天空のエトランゼ〜レクイエム編〜(後編)
「終わったか…」

大気の変化を感じ、ジャスティンは空を見上げた。

「しかし、これで終わったのでしょうか?」

ジャスティンのそばに、ドレイク・スチュワートがいた。

「天使は、人間が人間を殺した時、召喚されます。
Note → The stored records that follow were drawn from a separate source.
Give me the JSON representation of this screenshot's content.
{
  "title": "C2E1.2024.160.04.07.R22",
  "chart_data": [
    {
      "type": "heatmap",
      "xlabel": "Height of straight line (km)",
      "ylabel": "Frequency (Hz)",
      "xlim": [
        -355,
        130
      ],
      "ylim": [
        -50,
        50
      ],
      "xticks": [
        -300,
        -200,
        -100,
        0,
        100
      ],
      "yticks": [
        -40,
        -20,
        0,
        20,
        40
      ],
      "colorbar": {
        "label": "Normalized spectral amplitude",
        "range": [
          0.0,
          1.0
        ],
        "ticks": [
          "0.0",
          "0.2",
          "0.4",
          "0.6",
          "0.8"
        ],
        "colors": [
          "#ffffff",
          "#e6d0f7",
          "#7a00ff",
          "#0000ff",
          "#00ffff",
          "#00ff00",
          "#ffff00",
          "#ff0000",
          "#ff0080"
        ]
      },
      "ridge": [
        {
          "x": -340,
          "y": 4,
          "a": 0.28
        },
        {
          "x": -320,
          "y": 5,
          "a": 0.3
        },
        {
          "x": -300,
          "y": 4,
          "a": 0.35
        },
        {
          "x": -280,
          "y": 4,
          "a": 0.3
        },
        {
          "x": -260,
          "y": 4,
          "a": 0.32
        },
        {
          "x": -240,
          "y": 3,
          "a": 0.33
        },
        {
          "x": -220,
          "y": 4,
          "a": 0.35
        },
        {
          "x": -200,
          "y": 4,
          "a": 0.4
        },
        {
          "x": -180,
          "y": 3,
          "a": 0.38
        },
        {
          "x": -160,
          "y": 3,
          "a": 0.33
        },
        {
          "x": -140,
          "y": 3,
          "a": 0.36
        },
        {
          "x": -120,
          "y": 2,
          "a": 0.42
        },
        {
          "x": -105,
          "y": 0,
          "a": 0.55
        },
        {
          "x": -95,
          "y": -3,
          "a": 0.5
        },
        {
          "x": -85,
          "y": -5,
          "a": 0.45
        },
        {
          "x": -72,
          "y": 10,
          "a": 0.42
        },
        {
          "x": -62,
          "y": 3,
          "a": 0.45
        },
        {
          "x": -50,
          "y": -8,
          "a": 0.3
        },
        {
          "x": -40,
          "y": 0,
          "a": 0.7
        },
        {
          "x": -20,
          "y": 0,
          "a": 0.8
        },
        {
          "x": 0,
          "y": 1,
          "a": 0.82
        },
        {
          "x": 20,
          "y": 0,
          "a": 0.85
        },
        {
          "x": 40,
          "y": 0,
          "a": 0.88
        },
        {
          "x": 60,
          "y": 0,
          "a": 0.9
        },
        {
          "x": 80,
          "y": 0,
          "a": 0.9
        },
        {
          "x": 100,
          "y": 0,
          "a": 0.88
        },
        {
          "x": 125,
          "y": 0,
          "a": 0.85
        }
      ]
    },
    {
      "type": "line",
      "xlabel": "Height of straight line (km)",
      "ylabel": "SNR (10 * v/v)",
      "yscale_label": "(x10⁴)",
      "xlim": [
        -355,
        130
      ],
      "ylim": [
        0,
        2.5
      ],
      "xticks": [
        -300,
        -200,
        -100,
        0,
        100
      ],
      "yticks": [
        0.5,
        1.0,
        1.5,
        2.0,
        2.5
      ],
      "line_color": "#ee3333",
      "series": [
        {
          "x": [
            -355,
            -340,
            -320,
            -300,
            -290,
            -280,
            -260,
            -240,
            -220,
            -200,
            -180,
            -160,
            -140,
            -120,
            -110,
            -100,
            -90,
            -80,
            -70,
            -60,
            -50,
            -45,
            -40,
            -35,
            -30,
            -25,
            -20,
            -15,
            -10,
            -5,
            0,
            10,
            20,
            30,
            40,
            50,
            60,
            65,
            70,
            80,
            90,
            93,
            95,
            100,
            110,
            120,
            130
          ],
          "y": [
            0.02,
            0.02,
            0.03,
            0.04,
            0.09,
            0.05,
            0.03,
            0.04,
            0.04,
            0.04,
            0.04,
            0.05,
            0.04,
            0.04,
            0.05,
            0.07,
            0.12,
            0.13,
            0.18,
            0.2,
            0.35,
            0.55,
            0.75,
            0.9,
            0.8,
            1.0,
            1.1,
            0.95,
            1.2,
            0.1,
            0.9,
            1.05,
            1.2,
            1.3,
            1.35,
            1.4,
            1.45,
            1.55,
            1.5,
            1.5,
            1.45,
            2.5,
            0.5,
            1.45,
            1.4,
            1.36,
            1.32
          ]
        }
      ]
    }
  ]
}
確かに一定の量が、あるようですが…」

2人がいるのは、イギリスの北西部…マーティン・ガレイの故郷であった。

「マーティン…彼は、ブルーアイズ至上主義者でした。彼には、天使こそがブルーアイズの象徴に思えたのでしょう。魂を集め、天使を召喚させ、ブルーアイズ以外の人間を滅ぼそうとした」

「…」

ジャスティンは、目を瞑った。

「しかし…天使は、すべての人間を滅ぼすもの。彼は、その思想を利用されたのでしょう。ディーン北西司令官に」

「だが…」

ジャスティンは、防衛軍の制服の胸ポケットから、カードを取り出し、

「今回の件で、警告を我々に最初に教えてくれたのは、弟のレーン大佐だった」

そこに送られてきたメッセージを見た。





「レーン…」

僕の拳を顔面に受けて、アテネはふっ飛んだ。

天から落ちてくる雨を感じながら、アテネは背中から倒れていく。

「かわいそうだが…君を助ける訳にはいかない」

人間の姿をしているが、彼女は人間ではない。

「だから、最後は…僕が思う最高の技で終わらせる」

どこからか回転する2つの物体が飛んできて、僕はそれを掴んだ。

そして、2つを合体させ、槍へと変えた。

僕は槍を脇に挟むと、腰を落とした。

「いくぞ!A Blow Of Goddess!」

「フン」

アルテミアは空中で、腕を組み、鼻を鳴らした。

「馬鹿赤星が」

「うおおおっ!」

僕は、槍で下から地面を抉り、アテネの体を空中に投げた。

そして、すべての魔力を込めると、槍をもう一度振るった。

雷鳴と風、炎が混ざり、アテネの体を包んだ。

巨大な光の柱ができ、地上から宇宙までを貫いた。

その様子は、地球の裏側でなければ、どこからでも見えたらしい。

光の柱が消えた瞬間、人々は改めて、戦いの終幕を知った。

そして、いつのまにか…雨も止んでいた。